NOPD Capt. Michael Glasser, president of the Police Association of New Orleans, said last week that the department’s response times will likely get longer before they get shorter. “We are shrinking still,” he told Nola.com/The Times Picayune. “We’ve lost more officers this year than we’ve hired and trained. We don’t have enough people to work on the street to actually do what they need to do.”

The embattled department continues to lose officers faster than it can hire them and has lost 400 officers since Mayor Mitch Landrieu took office in 2010. While the mayor has said repeatedly that the NOPD needs 1,600 officers to keep the city safe, Glasser said last week that New Orleans needs 2,000 officers.

He said that 2,000 officers would be able to handle faster response times to calls for assistance as well as carry out the mandates of the federal consent decree.

“We’re getting crushed under our own weight,” Glasser said. “The rules are just crippling.”

The department currently has about 1,137 officers.

While NOPD Supt. Michael Harrison promised that response times will be shortened, Glasser said that anyone who expects that to happen in the near future is fooling themselves.

“They should expect this to continue, because the things that are driving it have not and will not change,” Glasser said.

As the NOPD works to boost its ranks, it will get help keeping the city safe from a number of other law enforcement agencies.

WWL reported last week that State Sen. J.P. Morrell, D-New Orleans, authored a bill in the last legislative session to create a new law enforcement management district in Orleans Parish. Act 262 requires New Orleans police and the Orleans Parish Sheriff’s Office to meet with representatives from the nearly dozen smaller police departments within the parish to better coordinate their resources.
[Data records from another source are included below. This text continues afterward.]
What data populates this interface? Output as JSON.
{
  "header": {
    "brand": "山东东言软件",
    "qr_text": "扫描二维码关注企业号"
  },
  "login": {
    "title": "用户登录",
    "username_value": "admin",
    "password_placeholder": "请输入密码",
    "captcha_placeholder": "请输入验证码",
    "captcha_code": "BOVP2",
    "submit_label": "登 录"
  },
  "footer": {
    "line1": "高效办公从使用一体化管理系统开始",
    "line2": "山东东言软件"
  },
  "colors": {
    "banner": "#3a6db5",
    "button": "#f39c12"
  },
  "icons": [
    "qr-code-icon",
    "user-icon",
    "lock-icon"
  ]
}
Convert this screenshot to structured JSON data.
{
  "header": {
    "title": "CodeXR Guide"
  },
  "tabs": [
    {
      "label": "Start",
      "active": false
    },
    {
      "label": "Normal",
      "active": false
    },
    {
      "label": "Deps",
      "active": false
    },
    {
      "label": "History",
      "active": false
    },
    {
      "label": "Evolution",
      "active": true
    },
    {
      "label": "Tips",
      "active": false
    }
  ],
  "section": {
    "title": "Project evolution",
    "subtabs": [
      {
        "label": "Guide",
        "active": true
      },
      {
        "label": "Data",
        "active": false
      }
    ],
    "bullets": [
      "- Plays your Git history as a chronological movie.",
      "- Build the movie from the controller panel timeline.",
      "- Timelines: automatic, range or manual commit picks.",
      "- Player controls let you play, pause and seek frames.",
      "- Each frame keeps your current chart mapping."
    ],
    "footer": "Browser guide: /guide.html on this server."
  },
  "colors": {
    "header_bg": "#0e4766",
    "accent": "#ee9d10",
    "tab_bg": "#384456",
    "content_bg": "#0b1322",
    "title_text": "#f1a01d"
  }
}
“The university police, all those guys, they’re all state-commissioned law enforcement officers, not local, so really, without the state being the big stick to get them to the table, they may not necessarily want to be engaged, but now they’re being encouraged to be engaged,” Morrell told WWL.

The district is also aimed at getting the different departments to enter legal work agreements, like cooperative endeavor agreements or memoranda of understanding, so that the smaller departments can help out the NOPD when short-staffed department has a high backlog of calls for service.

The NOPD has already entered into an agreement with Tulane University to allow their police department to patrol beyond the boundaries of the Uptown campus. So far, Tulane’s police chief says it’s working well.

The City of New Orleans most recently used state troopers, deputy sheriffs and campus police from UNO and Tulane University to keep revelers safe during Mardi Gras, so there is a history of coordinating various law enforcement agencies to carry out a single mission.

Morrell said that campus police at area universities can help a great deal by expanding their patrol areas beyond the perimeters of these institutions, something Tulane campus police have already done.

“Adopt two or three blocks around UNO. Adopt two or three blocks around SUNO. Having them doing some proactive policing and maybe helping out with logistical work frees up our limited manpower to really respond to accelerated response,” Morrell told WWL.

The City of New Orleans released a statement last week that read, “Currently, Louisiana State Police troopers are assigned to assist NOPD in the French Quarter area, but are always available to assist in investigations and enforcement across the city. And there are agreements in place with HANO, Tulane University, Levee Board and Harbor Police to assist NOPD every day with proactive patrolling and responding to calls for service in areas around their developments or campus.

“We continue to look to expand the success of these patrols and look forward to working with the Orleans Parish Law Enforcement Management District to assist in fighting crime. These agreements allow the agencies to share information and assist in any way to make arrests, to solve and to prevent crimes and to keep our campus community safe.”

The first state-mandated meeting of the law enforcement management district is scheduled for late November.